Pemerintah Kaji Skema Baru Atasi Antrean Panjang
Menteri Haji dan Umrah, Mochamad Irfan Yusuf atau Gus Irfan, mengungkapkan bahwa pemerintah tengah mengkaji berbagai opsi untuk mengatasi persoalan antrean panjang tersebut.
Salah satu wacana yang muncul adalah sistem baru yang disebut:
“War Tiket Haji”
“Apakah perlu kita kembali ke sistem sebelum ada BPKH? Dulu insya Allah tidak ada antrean,” ujar Gus Irfan.
Skema “War Tiket”: Dari Antrean ke Rebutan Kuota
Dalam konsep ini, sistem antrean panjang akan diganti dengan mekanisme berbasis kecepatan dan kesiapan calon jemaah.
Cara kerjanya:
- Pemerintah mengumumkan biaya haji dan jadwal pendaftaran
- Pendaftaran dibuka dalam periode tertentu
- Calon jemaah yang siap langsung membayar
- Kuota diberikan berdasarkan siapa yang lebih cepat
Skema ini mirip dengan:
➡️ Pembelian tiket terbatas atau konser (first come, first served)
Evaluasi Sistem Haji Jadi Sorotan
Wacana ini muncul dari diskusi internal Kementerian Haji dan Umrah, termasuk bersama Wakil Menteri, Dahnil Anzar Simanjuntak.
Menurut Gus Irfan, antrean panjang menjadi alasan utama perlunya evaluasi sistem yang ada saat ini.
“Apakah perlu antrean selama itu?

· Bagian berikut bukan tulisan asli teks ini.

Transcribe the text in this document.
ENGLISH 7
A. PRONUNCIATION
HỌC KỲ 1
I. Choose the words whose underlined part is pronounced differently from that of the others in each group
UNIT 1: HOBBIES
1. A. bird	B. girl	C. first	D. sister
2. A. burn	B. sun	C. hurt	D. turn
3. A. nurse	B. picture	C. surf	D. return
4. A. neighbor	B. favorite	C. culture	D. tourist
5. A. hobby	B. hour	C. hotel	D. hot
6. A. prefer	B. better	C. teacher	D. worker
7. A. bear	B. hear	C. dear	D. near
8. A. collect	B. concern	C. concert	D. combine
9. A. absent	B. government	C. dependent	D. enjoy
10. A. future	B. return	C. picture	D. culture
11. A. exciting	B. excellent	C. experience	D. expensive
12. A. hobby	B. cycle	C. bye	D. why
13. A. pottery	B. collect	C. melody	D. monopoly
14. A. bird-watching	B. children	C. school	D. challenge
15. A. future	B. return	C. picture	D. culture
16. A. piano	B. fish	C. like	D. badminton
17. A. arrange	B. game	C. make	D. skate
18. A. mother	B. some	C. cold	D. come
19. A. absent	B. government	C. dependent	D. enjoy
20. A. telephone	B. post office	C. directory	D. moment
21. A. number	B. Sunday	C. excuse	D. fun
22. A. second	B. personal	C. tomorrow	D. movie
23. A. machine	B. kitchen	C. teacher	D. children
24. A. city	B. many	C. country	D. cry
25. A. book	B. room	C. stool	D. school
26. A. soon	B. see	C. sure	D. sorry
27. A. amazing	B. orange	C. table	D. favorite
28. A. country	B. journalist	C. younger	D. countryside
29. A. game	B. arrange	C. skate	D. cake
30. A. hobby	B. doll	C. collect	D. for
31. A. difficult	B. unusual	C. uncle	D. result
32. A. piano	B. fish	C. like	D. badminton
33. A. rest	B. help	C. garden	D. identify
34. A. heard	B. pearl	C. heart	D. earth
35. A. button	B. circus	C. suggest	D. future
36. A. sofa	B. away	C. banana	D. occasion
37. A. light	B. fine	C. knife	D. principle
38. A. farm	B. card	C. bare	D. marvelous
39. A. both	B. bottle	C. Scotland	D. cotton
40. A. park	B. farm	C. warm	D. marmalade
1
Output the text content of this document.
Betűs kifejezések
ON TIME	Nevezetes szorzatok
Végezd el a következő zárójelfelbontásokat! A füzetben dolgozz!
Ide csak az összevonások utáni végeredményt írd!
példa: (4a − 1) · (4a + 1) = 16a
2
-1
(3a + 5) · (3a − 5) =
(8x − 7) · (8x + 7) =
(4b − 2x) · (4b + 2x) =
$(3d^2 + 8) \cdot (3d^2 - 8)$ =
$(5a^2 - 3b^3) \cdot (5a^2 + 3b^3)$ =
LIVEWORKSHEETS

Ini yang sedang kami pikirkan,” ujarnya.
Sistem Lama vs Sistem Baru
Sistem Saat Ini:
- Menggunakan antrean panjang
- Masa tunggu bisa puluhan tahun
- Lebih terstruktur, namun lama
Skema “War Tiket”:
- Tanpa antrean panjang
- Berdasarkan kecepatan pendaftaran
- Berpotensi lebih cepat, tapi kompetitif
Masih Sebatas Wacana, Belum Keputusan Final
Meski terdengar revolusioner, pemerintah menegaskan bahwa skema ini masih dalam tahap kajian dan belum menjadi kebijakan resmi.
“Ini bukan hal mudah untuk diputuskan, tapi sebagai wacana sah untuk dipikirkan,” tegas Gus Irfan.
Pemerintah saat ini masih:
- Mengkaji dampak sosial dan ekonomi
- Menilai kesiapan sistem
- Mempertimbangkan keadilan bagi masyarakat
Tantangan Jika Skema Diterapkan
Beberapa hal yang perlu dipertimbangkan:
- Risiko ketimpangan akses (yang cepat dan mampu lebih diuntungkan)
- Kesiapan sistem digital dan teknis
- Potensi lonjakan permintaan secara tiba-tiba
- Perlunya regulasi yang kuat
Kesimpulan
Wacana “war tiket haji” menjadi sinyal bahwa pemerintah serius mencari solusi atas panjangnya antrean haji di Indonesia.
Meski belum final, skema ini membuka diskusi baru tentang bagaimana sistem haji ke depan bisa lebih cepat, adil, dan adaptif terhadap tingginya minat masyarakat.